At Leipzig, they'll start with broad testing across various assembly tasks before settling into battery assembly and component manufacturing work. Michael Nikolaides, BMW's senior vice president, described it as part of a deliberate strategy: testing new technologies in real production conditions, not in controlled labs where everything works perfectly.
What's worth noting here is the scale difference. The Figure robots at Spartanburg proved humanoid machines could survive the chaos of an actual factory—the vibrations, the temperature swings, the unpredictable variations in materials. Now, with a second deployment using different hardware and different AI approaches, BMW is essentially saying: this works across different robot designs, different tasks, different continents. That's the shift from "interesting experiment" to "this is how manufacturing happens now."
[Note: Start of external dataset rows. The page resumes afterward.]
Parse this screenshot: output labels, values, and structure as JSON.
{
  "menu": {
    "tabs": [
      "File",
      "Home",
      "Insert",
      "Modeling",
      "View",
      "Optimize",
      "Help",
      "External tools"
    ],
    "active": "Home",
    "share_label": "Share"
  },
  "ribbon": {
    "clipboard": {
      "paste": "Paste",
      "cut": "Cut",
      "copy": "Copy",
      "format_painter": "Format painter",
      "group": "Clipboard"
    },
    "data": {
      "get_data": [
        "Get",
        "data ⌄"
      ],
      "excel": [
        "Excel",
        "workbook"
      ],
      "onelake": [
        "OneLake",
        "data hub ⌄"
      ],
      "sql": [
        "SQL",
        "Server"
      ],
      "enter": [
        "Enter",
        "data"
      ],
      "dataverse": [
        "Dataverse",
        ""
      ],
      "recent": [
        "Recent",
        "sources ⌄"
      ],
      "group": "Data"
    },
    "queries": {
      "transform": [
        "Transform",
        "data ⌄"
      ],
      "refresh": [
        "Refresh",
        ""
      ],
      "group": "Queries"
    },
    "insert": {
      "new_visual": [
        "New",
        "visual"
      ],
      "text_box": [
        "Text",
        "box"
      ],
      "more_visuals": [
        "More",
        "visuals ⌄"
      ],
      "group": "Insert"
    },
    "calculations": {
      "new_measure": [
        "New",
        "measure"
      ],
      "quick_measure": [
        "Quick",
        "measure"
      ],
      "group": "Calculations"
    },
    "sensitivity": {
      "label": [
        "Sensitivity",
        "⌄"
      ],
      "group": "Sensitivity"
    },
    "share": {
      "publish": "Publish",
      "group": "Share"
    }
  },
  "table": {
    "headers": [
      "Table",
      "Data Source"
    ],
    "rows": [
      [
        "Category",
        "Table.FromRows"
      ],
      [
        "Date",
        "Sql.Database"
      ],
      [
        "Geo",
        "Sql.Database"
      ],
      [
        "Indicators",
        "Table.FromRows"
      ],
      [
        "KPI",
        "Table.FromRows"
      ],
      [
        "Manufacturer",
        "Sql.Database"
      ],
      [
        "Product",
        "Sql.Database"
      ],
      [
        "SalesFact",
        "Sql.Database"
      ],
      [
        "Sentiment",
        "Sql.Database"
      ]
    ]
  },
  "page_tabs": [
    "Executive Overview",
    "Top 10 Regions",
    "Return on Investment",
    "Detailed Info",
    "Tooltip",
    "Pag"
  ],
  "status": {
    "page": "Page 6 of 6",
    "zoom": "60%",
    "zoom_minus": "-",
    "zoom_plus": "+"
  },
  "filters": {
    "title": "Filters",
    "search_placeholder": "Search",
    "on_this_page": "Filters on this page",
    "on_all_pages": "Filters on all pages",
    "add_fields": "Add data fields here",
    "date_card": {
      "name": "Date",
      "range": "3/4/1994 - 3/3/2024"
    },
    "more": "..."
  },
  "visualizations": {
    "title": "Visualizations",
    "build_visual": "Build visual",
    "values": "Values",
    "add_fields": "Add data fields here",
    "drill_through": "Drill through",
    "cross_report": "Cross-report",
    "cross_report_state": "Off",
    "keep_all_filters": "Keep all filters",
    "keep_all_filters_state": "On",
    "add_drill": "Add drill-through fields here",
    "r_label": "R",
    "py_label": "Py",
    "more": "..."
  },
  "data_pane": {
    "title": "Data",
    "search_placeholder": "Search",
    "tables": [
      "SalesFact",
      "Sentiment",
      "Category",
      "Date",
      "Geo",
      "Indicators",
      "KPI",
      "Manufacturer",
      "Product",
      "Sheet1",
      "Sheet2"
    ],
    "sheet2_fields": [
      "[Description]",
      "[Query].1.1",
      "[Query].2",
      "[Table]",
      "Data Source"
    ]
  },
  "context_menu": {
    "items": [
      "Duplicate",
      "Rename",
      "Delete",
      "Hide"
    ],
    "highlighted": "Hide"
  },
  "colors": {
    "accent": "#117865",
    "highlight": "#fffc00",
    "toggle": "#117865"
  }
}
The broader pattern matters too. Humanoid robots in factories aren't new as a concept—companies have been talking about them for years. What's changed is that they're actually working, which means the next wave of deployment will likely accelerate. If BMW succeeds with AEON bots in Germany the way Figure performed in South Carolina, expect other automakers to move quickly. The competitive pressure alone will push adoption forward.
For now, Leipzig becomes the real-world testing ground for whether physical AI can learn and adapt at the pace manufacturing demands. The next few months will tell us whether these robots are genuinely becoming smarter on the job, or whether they still need more development before they're ready for the full line.